House Republicans are considering a new bill that could drastically curtail class action litigation. The proposed law, the Fairness in Class Action Litigation Act of 2017, was introduced earlier this month by Congressman Bob Goodlatte of Virginia, the current chair of the House Judiciary Committee.
The bill would enact several major changes to the way class actions are currently litigated, including by limiting attorney's fees and narrowing the types of plaintiffs that can be grouped in a class. Needless to say, it's not winning much support from the plaintiffs bar.
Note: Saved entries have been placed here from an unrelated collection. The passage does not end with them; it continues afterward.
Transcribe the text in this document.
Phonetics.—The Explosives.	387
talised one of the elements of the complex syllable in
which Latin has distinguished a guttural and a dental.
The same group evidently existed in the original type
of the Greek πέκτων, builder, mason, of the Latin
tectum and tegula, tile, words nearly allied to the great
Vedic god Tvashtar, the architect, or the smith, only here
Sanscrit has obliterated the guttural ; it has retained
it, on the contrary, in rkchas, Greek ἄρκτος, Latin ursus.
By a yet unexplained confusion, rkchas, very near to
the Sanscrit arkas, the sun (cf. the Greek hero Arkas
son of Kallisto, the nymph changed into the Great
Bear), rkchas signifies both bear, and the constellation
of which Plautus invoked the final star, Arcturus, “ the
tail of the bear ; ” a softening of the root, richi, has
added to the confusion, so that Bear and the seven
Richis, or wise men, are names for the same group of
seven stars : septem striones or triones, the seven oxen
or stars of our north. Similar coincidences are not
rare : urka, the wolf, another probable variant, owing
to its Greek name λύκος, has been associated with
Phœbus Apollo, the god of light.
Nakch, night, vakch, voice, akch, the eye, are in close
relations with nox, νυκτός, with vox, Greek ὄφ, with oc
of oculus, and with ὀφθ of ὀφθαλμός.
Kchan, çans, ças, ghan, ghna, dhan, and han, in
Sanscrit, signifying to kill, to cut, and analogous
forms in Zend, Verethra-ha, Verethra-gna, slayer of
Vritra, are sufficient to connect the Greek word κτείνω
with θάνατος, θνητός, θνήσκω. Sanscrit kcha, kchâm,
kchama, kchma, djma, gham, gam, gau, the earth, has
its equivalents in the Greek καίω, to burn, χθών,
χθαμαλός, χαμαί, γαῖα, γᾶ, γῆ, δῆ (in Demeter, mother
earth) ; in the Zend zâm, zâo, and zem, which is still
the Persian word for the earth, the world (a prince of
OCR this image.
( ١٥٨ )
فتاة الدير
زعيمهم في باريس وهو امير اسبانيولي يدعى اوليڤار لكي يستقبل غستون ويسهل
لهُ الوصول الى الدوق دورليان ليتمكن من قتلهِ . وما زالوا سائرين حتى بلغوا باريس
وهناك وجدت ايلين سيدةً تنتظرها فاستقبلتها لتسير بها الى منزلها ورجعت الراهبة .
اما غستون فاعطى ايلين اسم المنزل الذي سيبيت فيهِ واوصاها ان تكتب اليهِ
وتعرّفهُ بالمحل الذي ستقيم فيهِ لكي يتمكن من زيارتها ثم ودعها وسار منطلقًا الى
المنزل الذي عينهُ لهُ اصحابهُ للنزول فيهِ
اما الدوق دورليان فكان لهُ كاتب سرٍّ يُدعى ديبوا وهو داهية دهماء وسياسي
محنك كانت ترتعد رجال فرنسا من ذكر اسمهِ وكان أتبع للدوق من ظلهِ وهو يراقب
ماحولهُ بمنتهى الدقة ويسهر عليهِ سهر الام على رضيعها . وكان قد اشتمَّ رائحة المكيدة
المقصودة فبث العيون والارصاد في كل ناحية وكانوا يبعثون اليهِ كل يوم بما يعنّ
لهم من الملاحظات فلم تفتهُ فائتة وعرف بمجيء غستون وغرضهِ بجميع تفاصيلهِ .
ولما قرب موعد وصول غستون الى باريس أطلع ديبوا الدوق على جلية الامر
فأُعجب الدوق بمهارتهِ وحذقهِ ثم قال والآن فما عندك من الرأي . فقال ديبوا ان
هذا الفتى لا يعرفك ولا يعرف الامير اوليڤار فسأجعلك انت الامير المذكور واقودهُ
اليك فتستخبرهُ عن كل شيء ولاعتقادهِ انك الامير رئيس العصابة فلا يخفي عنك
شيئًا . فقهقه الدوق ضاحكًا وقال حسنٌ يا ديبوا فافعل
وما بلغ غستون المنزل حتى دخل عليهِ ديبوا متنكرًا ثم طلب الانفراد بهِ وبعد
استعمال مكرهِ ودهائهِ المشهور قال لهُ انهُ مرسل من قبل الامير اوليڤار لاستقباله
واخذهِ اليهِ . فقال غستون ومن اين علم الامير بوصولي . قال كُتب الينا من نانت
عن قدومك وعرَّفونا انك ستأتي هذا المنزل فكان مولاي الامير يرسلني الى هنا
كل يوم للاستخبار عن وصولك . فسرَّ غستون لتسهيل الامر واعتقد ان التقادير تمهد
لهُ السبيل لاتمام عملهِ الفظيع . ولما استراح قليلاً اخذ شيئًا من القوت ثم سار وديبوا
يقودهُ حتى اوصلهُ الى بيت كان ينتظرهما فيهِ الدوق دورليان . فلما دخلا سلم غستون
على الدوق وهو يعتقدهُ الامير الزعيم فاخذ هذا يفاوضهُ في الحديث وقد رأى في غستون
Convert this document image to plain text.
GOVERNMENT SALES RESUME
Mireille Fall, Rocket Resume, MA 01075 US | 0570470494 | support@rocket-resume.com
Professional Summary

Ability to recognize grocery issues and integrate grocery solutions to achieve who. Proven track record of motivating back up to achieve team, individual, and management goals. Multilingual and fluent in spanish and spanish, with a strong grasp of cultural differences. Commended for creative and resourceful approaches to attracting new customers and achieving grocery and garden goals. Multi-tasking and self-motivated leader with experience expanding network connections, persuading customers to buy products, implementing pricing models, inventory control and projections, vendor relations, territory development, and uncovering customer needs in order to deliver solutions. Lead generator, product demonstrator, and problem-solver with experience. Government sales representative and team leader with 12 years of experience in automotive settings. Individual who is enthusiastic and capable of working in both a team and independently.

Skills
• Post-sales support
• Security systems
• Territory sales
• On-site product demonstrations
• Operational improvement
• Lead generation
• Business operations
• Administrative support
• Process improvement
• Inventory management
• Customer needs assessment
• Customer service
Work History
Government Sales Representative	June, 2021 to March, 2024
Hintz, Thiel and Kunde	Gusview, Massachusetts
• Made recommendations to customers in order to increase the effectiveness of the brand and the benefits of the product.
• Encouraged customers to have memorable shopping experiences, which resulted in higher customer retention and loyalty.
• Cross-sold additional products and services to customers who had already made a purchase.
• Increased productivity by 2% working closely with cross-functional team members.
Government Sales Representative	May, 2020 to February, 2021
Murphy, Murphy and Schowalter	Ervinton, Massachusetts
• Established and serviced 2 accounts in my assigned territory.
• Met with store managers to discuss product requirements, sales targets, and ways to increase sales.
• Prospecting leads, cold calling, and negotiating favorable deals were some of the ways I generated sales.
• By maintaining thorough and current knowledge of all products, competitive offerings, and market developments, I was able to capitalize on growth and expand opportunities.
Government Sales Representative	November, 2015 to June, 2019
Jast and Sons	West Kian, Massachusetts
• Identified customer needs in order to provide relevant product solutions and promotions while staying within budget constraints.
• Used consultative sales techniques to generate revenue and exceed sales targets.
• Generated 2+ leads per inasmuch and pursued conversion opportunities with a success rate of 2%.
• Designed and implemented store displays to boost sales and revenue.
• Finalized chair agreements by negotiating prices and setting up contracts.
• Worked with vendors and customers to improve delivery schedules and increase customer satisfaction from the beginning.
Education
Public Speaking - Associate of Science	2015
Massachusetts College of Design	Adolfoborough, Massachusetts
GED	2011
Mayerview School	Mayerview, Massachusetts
FCALA Proposes Major Class Action Changes
The FCALA seeks to reign in class actions by making several major changes to how such lawsuits proceed. First, it would limit class certification to plaintiffs who had all "suffered the same type and scope of injury" and require courts to ascertain that only injured plaintiffs recover. Currently, it's not uncommon for uninjured plaintiffs to be included in a class at the certification stage, particularly when, in large cases, the full extent of class members are unknown.
The bill would also restrict who class action lawyers could represent. They'd no longer be able to sue on behalf of family or employees, for one. But they'd also be prevented from litigating on behalf of current clients, as well.
Finally, the law would institute greater checks on class action attorney's fees. Attorney's fees wouldn't be paid out until all class members had been paid, and such fees would be based on the amount of money directly distributed to class members. In multi district litigation, fees would be limited to 20 percent of the recovery.
Law Faces Strong Criticism
The act states that its goal is to "assure fair and prompt recoveries" and "diminish abuses in class action and mass tort litigation," noble goals, surely. But its provisions have raised the ire of plenty of plaintiffs lawyers and consumer advocates.
Barring the use of repeat clients, for example, could keep institutional investors from relying on proven attorneys for securities and antitrust litigation. NYU law professor Samuel Issacharoff tells Reuters' Alison Frankel that the law would be "a significant disruption of the attorney-client relationship." Howard Erichson, of Fordham Law School, describes the restrictions on class certification as imposing "an impossible task in many consumer class actions, and unnecessary for achieving justice."
The bill, though, probably isn't going anywhere soon. The last major piece of class action reform, the Class Action Fairness Act of 2005, was adopted when Republicans, like now, controlled both the Congress and Presidency. The FCALA is more extreme in its reforms, but it still has a decent chance of advancing.